The third company is Cades Studec. According to its Ministry of Corporate Affairs filings, 24% of this company is owned by Studec France, which works in the defense sector.

Chandrasekhar served on the Standing Committee for Defence between September 1, 2014, and August 30, 2017.

He attended meetings where Rafale was discussed. “In regard to acquisition, the Committee are very particular about the ‘Rafale’ Medium Multi Role Combat Aircraft (MMRCA) about which they recommend that negotiations should be completed at the earliest, procurement to be accelerated and every effort be made to avoid any kind of delay,” says the minutes of one meeting. In another Standing Committee meeting, another missile made by MBDA was discussed.

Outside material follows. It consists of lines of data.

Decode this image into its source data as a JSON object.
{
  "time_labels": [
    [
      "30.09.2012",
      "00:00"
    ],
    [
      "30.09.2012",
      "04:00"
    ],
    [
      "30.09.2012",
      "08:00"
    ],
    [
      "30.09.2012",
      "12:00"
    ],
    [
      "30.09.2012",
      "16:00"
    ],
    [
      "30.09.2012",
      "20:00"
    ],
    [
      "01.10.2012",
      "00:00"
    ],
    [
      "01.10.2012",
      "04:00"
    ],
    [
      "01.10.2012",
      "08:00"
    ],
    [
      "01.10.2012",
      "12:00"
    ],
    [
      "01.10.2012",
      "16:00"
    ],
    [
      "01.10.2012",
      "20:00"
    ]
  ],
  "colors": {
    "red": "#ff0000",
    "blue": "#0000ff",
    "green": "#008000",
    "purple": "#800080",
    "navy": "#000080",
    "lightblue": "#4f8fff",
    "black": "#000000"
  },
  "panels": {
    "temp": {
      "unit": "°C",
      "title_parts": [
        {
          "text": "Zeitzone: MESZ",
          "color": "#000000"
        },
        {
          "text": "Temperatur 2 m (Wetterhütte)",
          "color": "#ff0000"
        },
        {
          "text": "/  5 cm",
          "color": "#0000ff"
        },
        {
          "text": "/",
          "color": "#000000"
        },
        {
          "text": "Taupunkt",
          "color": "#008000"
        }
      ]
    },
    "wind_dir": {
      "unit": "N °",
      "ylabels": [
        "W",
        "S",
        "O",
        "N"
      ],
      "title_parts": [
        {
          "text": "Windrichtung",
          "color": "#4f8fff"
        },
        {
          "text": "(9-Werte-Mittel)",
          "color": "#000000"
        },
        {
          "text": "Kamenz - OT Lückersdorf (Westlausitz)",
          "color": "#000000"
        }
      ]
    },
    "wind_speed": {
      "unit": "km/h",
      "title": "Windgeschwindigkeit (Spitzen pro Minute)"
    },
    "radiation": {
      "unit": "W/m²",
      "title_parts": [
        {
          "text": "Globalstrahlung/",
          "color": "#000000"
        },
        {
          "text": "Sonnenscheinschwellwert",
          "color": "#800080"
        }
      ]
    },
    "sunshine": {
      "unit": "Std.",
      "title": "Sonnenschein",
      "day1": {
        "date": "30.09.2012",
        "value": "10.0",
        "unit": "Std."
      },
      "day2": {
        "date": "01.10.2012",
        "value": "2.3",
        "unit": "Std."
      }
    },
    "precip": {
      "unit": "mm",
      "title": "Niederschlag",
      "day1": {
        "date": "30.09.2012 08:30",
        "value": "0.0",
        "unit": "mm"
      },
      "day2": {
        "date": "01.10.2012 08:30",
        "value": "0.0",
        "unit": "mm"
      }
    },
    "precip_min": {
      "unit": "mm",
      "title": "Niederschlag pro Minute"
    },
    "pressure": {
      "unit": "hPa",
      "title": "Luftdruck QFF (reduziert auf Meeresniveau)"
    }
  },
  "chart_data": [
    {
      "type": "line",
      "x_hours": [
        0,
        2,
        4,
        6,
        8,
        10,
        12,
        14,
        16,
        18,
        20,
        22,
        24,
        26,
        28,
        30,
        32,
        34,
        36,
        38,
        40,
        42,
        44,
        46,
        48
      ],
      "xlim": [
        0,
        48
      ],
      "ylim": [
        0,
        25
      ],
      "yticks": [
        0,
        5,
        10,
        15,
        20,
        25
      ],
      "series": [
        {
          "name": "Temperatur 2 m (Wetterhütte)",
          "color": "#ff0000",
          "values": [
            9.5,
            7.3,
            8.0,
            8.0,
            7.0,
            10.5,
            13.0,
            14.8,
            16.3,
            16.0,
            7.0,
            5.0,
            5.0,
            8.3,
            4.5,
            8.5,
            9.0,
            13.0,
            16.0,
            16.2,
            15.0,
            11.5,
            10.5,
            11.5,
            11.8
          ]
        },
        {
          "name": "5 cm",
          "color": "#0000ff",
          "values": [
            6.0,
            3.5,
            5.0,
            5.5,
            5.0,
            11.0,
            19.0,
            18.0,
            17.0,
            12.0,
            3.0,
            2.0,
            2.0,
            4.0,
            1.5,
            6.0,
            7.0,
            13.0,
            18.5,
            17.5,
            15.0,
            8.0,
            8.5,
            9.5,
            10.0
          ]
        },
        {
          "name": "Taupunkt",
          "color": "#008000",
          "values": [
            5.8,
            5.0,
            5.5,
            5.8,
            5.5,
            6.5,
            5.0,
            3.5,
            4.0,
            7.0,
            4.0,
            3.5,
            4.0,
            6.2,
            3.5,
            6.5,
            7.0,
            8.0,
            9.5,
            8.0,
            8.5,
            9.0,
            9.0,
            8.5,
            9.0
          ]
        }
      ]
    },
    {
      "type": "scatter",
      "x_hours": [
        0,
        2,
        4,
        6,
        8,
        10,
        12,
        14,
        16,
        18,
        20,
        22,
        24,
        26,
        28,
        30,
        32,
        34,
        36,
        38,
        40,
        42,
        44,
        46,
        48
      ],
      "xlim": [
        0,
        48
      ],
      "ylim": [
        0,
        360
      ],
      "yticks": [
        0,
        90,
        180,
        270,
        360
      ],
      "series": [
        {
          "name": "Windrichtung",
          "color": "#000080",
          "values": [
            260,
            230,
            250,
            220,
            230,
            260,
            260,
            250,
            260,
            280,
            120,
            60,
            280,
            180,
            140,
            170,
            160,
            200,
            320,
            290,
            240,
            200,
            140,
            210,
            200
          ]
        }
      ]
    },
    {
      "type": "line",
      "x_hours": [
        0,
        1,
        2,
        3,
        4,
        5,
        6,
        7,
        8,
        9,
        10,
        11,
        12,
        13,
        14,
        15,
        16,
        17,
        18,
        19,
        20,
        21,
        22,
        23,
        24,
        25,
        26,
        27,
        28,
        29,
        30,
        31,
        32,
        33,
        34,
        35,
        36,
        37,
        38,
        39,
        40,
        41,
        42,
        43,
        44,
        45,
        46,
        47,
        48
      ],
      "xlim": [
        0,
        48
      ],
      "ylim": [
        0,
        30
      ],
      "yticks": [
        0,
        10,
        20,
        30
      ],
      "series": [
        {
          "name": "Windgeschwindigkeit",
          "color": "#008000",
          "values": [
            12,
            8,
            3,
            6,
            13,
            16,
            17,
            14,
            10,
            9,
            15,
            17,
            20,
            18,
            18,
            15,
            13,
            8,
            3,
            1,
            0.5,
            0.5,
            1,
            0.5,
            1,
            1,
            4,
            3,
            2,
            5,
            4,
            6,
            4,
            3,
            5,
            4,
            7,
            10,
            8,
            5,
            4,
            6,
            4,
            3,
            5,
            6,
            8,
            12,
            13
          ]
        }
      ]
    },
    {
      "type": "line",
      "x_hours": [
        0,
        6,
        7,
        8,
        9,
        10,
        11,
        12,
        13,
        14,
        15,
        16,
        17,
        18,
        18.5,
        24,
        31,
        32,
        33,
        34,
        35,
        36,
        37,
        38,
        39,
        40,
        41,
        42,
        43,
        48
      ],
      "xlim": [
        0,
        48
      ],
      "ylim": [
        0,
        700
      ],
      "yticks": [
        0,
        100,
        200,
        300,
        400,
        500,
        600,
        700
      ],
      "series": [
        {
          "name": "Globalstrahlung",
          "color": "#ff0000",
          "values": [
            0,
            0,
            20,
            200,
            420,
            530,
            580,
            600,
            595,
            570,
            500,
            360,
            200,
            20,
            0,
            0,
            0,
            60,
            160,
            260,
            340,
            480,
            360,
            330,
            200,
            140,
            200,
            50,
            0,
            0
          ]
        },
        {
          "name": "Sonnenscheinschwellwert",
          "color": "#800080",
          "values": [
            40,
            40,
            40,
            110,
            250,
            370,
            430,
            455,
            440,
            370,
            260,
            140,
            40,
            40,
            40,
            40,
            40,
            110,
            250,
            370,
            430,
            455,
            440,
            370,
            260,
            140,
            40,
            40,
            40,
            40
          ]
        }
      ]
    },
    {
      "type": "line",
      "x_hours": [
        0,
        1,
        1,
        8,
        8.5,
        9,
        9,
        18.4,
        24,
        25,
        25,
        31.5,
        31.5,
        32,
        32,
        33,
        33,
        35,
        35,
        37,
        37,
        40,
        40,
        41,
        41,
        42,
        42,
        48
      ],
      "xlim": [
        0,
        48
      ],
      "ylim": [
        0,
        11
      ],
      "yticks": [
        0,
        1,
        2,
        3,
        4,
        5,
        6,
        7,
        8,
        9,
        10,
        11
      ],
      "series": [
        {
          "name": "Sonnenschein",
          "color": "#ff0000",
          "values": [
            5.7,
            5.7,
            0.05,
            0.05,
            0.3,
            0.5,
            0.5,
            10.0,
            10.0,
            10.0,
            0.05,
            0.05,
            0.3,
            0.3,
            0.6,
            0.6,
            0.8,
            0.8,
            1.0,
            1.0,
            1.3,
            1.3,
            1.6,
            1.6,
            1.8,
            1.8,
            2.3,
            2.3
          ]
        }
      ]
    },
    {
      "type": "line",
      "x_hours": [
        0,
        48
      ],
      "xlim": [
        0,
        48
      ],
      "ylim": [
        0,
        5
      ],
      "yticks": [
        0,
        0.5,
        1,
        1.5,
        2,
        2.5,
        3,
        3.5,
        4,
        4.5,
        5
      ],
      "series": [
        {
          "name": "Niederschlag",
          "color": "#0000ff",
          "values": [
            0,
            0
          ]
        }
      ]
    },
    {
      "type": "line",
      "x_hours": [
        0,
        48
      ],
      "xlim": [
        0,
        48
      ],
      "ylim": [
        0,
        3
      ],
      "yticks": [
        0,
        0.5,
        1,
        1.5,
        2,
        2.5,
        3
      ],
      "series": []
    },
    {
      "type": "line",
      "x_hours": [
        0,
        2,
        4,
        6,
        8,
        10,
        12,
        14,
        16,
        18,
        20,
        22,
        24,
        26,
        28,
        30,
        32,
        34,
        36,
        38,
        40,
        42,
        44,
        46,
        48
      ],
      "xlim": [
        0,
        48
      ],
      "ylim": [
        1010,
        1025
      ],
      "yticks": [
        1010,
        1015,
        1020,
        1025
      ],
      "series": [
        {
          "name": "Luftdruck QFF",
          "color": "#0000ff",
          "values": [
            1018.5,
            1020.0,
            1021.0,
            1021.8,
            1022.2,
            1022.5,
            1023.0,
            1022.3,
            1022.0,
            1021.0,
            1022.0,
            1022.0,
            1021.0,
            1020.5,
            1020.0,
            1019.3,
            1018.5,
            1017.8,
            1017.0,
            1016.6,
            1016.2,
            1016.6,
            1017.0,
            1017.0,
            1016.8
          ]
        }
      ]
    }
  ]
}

Scroll.in sent questions about both the discrepancy of net worth and possible conflicts of interest to Chandrasekhar. His office did not answer our question about the divergent valuation of Jupiter Global. His spokesperson, Pradeep Joseph, told Scroll.in to contact these specific companies saying they have “independent boards and management”. This response, however, elides over the fact that companies owned by Chandrasekhar hold controlling stakes in all but one company Scroll.in looked at – Assystem Axiscades is owned equally by the two partners.

On the question of conflicts of interest, Joseph said: “As required by Parliament, he has disclosed all his interests in his disclosures. All of Mr. Chandrasekhar’s disclosures are prepared by Senior External Counsel to be fully compliant with all mandatory disclosure requirements of Parliament.”

This response, however, sits oddly with a 2015 ADR report which sought to collate parliamentarians’ business holdings. Chandrasekhar disclosed his link to Jupiter Capital but described its business type as “NBFC Business”, meaning a Non-Banking Financial Corporation, a term usually used for firms that provide financial services, not holding companies.

As per this report, he did not mention any subsidaries of the company.